Are there further 2024 HIPAA changes in the pipeline?
There are further 2024 HIPAA Changes in the pipeline. In April 2022, HHS’ Office for Civil Rights published a Request For Information (RFI) with regards to implementing two requirements of the HITECH Act – the first being what constitutes a recognized security framework for the purposes of complying with the 2021 “Safe Harbor” amendment, and the second relating to a provision of the HITECH Act relating to “settlement sharing” with a civil monetary penalty is imposed.
How soon after publication do new HIPAA rules take effect?
The period of time it can take for new HIPAA rules to take effect varies according to the complexity of the rules. For example, some new HIPAA Rules have an effective date ninety days after publication; however, CMS has given Covered Entities that are required to implement Patient Access APIs three years to acquire the software, ensure it complies with the Security Rule, develop policies on the software’s use, and train staff.
How likely is a HIPAA Omnibus Final Rule in 2024 similar to the Omnibus Final Rule in 2013?

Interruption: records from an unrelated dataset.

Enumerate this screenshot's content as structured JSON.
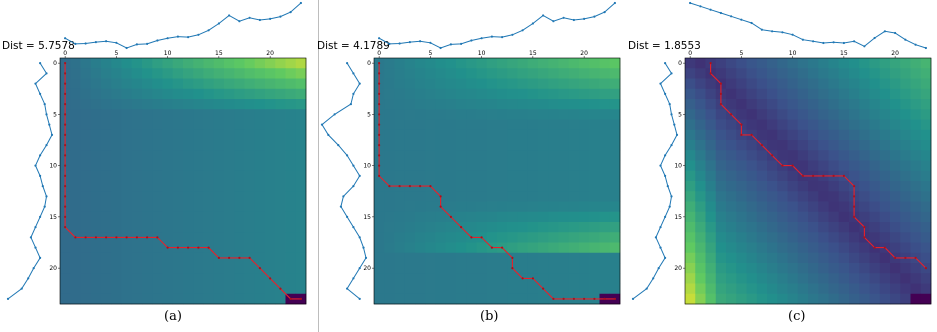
{
  "chart_data": [
    {
      "type": "heatmap",
      "caption": "(a)",
      "dist_label": "Dist = 5.7578",
      "grid_size": 24,
      "x_ticks": [
        0,
        5,
        10,
        15,
        20
      ],
      "y_ticks": [
        0,
        5,
        10,
        15,
        20
      ],
      "colormap": [
        "#440154",
        "#3b528b",
        "#21918c",
        "#5ec962",
        "#fde725"
      ],
      "grid": false,
      "path": [
        [
          0,
          0
        ],
        [
          0,
          1
        ],
        [
          0,
          2
        ],
        [
          0,
          3
        ],
        [
          0,
          4
        ],
        [
          0,
          5
        ],
        [
          0,
          6
        ],
        [
          0,
          7
        ],
        [
          0,
          8
        ],
        [
          0,
          9
        ],
        [
          0,
          10
        ],
        [
          0,
          11
        ],
        [
          0,
          12
        ],
        [
          0,
          13
        ],
        [
          0,
          14
        ],
        [
          0,
          15
        ],
        [
          0,
          16
        ],
        [
          1,
          17
        ],
        [
          2,
          17
        ],
        [
          3,
          17
        ],
        [
          4,
          17
        ],
        [
          5,
          17
        ],
        [
          6,
          17
        ],
        [
          7,
          17
        ],
        [
          8,
          17
        ],
        [
          9,
          17
        ],
        [
          10,
          18
        ],
        [
          11,
          18
        ],
        [
          12,
          18
        ],
        [
          13,
          18
        ],
        [
          14,
          18
        ],
        [
          15,
          19
        ],
        [
          16,
          19
        ],
        [
          17,
          19
        ],
        [
          18,
          19
        ],
        [
          19,
          20
        ],
        [
          20,
          21
        ],
        [
          21,
          22
        ],
        [
          22,
          23
        ],
        [
          23,
          23
        ]
      ],
      "top_series": [
        0.55,
        0.3,
        0.32,
        0.38,
        0.42,
        0.35,
        0.12,
        0.28,
        0.3,
        0.45,
        0.55,
        0.62,
        0.6,
        0.7,
        0.9,
        1.2,
        1.55,
        1.3,
        1.45,
        1.35,
        1.4,
        1.5,
        1.7,
        2.1
      ],
      "left_series": [
        0.55,
        0.62,
        0.5,
        0.55,
        0.6,
        0.62,
        0.65,
        0.68,
        0.62,
        0.55,
        0.5,
        0.55,
        0.58,
        0.62,
        0.6,
        0.55,
        0.5,
        0.45,
        0.5,
        0.55,
        0.48,
        0.42,
        0.35,
        0.2
      ]
    },
    {
      "type": "heatmap",
      "caption": "(b)",
      "dist_label": "Dist = 4.1789",
      "grid_size": 24,
      "x_ticks": [
        0,
        5,
        10,
        15,
        20
      ],
      "y_ticks": [
        0,
        5,
        10,
        15,
        20
      ],
      "colormap": [
        "#440154",
        "#3b528b",
        "#21918c",
        "#5ec962",
        "#fde725"
      ],
      "grid": false,
      "path": [
        [
          0,
          0
        ],
        [
          0,
          1
        ],
        [
          0,
          2
        ],
        [
          0,
          3
        ],
        [
          0,
          4
        ],
        [
          0,
          5
        ],
        [
          0,
          6
        ],
        [
          0,
          7
        ],
        [
          0,
          8
        ],
        [
          0,
          9
        ],
        [
          0,
          10
        ],
        [
          0,
          11
        ],
        [
          1,
          12
        ],
        [
          2,
          12
        ],
        [
          3,
          12
        ],
        [
          4,
          12
        ],
        [
          5,
          12
        ],
        [
          6,
          13
        ],
        [
          6,
          14
        ],
        [
          7,
          15
        ],
        [
          8,
          16
        ],
        [
          9,
          17
        ],
        [
          10,
          17
        ],
        [
          11,
          18
        ],
        [
          12,
          18
        ],
        [
          13,
          19
        ],
        [
          13,
          20
        ],
        [
          14,
          21
        ],
        [
          15,
          21
        ],
        [
          16,
          22
        ],
        [
          17,
          23
        ],
        [
          18,
          23
        ],
        [
          19,
          23
        ],
        [
          20,
          23
        ],
        [
          21,
          23
        ],
        [
          22,
          23
        ],
        [
          23,
          23
        ]
      ],
      "top_series": [
        0.55,
        0.3,
        0.32,
        0.38,
        0.42,
        0.35,
        0.12,
        0.28,
        0.3,
        0.45,
        0.55,
        0.62,
        0.6,
        0.7,
        0.9,
        1.2,
        1.55,
        1.3,
        1.45,
        1.35,
        1.4,
        1.5,
        1.7,
        2.1
      ],
      "left_series": [
        0.45,
        0.5,
        0.55,
        0.5,
        0.48,
        0.35,
        0.25,
        0.3,
        0.38,
        0.45,
        0.5,
        0.55,
        0.5,
        0.42,
        0.4,
        0.45,
        0.5,
        0.55,
        0.58,
        0.6,
        0.55,
        0.5,
        0.45,
        0.55
      ]
    },
    {
      "type": "heatmap",
      "caption": "(c)",
      "dist_label": "Dist = 1.8553",
      "grid_size": 24,
      "x_ticks": [
        0,
        5,
        10,
        15,
        20
      ],
      "y_ticks": [
        0,
        5,
        10,
        15,
        20
      ],
      "colormap": [
        "#440154",
        "#3b528b",
        "#21918c",
        "#5ec962",
        "#fde725"
      ],
      "grid": false,
      "path": [
        [
          2,
          0
        ],
        [
          2,
          1
        ],
        [
          3,
          2
        ],
        [
          3,
          3
        ],
        [
          3,
          4
        ],
        [
          4,
          5
        ],
        [
          5,
          6
        ],
        [
          5,
          7
        ],
        [
          6,
          7
        ],
        [
          7,
          8
        ],
        [
          8,
          9
        ],
        [
          9,
          10
        ],
        [
          10,
          10
        ],
        [
          11,
          11
        ],
        [
          12,
          11
        ],
        [
          13,
          11
        ],
        [
          14,
          11
        ],
        [
          15,
          11
        ],
        [
          16,
          12
        ],
        [
          16,
          13
        ],
        [
          16,
          14
        ],
        [
          16,
          15
        ],
        [
          17,
          16
        ],
        [
          17,
          17
        ],
        [
          18,
          18
        ],
        [
          19,
          18
        ],
        [
          20,
          19
        ],
        [
          21,
          19
        ],
        [
          22,
          19
        ],
        [
          23,
          20
        ]
      ],
      "top_series": [
        1.6,
        1.5,
        1.4,
        1.3,
        1.2,
        1.1,
        1.0,
        0.8,
        0.75,
        0.72,
        0.65,
        0.5,
        0.45,
        0.4,
        0.42,
        0.4,
        0.45,
        0.3,
        0.55,
        0.75,
        0.7,
        0.5,
        0.35,
        0.25
      ],
      "left_series": [
        0.55,
        0.62,
        0.5,
        0.55,
        0.6,
        0.62,
        0.65,
        0.68,
        0.62,
        0.55,
        0.5,
        0.55,
        0.58,
        0.62,
        0.6,
        0.55,
        0.5,
        0.45,
        0.5,
        0.55,
        0.48,
        0.42,
        0.35,
        0.2
      ]
    }
  ]
}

The likelihood of a HIPAA Final Rule in 2024 similar to the Omnibus Final Rule in 2013 is quite high due to the volume of new HIPAA regulations being considered and the similarities between certain proposals – for example, the attestation of reproductive health information and SUD records. It is also the case that, in 2013, the Omnibus Final Rule was comprised of four Final Rules – issued together in a single package to reduce the burden of complying with four separate Final Rules.
When were the last HIPAA Privacy Rule changes?
The last HIPAA Privacy Rule changes occurred in 2016 when HHS’ Office for Civil Rights added a subsection to §164.512 (Uses and Disclosures for which an Authorization or Opportunity to Agree or Object is Not Required). The new subsection allows designated Covered Entities to disclose PHI without a patient’s consent or authorization for the purpose of reporting to the National Instant Criminal Background Check System.